One ETF, 3,600 Stocks, and a 15% Tax Break: Why Global Investors Are Choosing VWRA Over US-Listed Alternatives
DT
Devon Townsend
Vanguard · Apr 11, 2026
Source: The Digital Ledger Data Terminal
For long-term, globally diversified investors in Singapore, VWRA reduces tax drag and simplifies portfolio construction more effectively than US-listed or single-market ETFs.
The Vanguard FTSE All-World UCITS ETF (VWRA) tracks the FTSE All-World Index, covering over 3,600 companies across approximately 50 countries. It is domiciled in Ireland under the UCITS framework, making it tax-efficient for non-US investors. Singaporean investors face a 15% dividend withholding tax on VWRA distributions, compared to a 30% withholding tax on US-listed ETFs. Non-US investors holding US-listed ETFs are subject to a 40% US estate tax on assets exceeding $60,000 upon death. VWRA eliminates both the higher dividend tax and estate tax risk for Singapore-based investors.

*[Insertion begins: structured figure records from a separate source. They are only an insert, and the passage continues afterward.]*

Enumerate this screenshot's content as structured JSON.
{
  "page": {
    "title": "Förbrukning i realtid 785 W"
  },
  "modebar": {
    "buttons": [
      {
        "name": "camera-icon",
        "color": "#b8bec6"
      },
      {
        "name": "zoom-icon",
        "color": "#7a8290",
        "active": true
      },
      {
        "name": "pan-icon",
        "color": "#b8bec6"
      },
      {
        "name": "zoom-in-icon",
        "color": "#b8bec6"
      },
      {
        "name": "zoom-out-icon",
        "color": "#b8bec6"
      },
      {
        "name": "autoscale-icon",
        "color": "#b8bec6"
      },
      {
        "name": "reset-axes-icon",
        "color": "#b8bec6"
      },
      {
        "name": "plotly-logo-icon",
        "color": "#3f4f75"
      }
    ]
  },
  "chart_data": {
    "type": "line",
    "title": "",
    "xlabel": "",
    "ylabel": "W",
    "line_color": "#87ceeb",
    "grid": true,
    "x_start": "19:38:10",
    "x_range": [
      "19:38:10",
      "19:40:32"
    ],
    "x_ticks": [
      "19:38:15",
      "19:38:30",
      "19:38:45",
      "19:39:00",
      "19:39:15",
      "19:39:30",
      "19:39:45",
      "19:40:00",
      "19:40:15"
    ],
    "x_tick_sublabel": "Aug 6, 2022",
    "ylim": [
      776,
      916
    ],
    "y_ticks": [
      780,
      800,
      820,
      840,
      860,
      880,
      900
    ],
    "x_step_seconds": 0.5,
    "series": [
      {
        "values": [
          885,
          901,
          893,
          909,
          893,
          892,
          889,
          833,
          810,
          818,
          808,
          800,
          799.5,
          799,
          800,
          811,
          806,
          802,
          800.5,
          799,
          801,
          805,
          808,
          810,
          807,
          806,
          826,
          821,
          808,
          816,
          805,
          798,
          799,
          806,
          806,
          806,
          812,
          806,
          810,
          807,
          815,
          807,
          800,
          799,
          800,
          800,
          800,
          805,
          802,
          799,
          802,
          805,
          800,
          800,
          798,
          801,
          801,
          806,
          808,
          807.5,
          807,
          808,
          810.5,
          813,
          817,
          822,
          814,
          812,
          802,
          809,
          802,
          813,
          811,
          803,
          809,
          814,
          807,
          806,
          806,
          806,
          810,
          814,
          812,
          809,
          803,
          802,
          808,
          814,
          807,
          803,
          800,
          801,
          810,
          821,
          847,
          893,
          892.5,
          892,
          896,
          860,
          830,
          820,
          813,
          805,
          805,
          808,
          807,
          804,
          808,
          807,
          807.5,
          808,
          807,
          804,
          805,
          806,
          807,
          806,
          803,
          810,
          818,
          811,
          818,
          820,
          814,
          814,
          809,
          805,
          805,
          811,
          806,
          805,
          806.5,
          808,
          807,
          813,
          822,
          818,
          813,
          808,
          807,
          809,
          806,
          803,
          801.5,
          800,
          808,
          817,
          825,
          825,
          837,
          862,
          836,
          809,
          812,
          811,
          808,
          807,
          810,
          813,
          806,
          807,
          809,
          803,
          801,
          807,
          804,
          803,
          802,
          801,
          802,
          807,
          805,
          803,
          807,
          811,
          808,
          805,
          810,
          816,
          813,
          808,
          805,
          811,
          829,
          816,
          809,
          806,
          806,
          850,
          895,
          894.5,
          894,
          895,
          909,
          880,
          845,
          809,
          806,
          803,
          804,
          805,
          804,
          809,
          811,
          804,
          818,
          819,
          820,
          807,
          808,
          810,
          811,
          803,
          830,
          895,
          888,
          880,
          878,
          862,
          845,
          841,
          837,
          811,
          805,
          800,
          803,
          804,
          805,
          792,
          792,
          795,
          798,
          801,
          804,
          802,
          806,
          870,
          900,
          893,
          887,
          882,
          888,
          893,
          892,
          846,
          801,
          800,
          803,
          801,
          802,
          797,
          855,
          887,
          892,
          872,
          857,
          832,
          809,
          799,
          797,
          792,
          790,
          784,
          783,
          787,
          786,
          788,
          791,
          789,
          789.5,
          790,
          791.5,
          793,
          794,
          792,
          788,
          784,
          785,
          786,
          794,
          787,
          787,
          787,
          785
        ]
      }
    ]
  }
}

The fund has a total expense ratio of 0.19% per year, providing global equity exposure at a low cost. It is market-cap-weighted, with approximately 63% allocated to US equities and 10–12% to emerging markets. Investors gain instant diversification across developed and emerging markets with a single purchase. Dividends in VWRA are automatically reinvested, compounding returns without investor action. The ETF can be purchased through low-cost brokers like Webull, uSMART, and Tiger Brokers with a minimum of one share.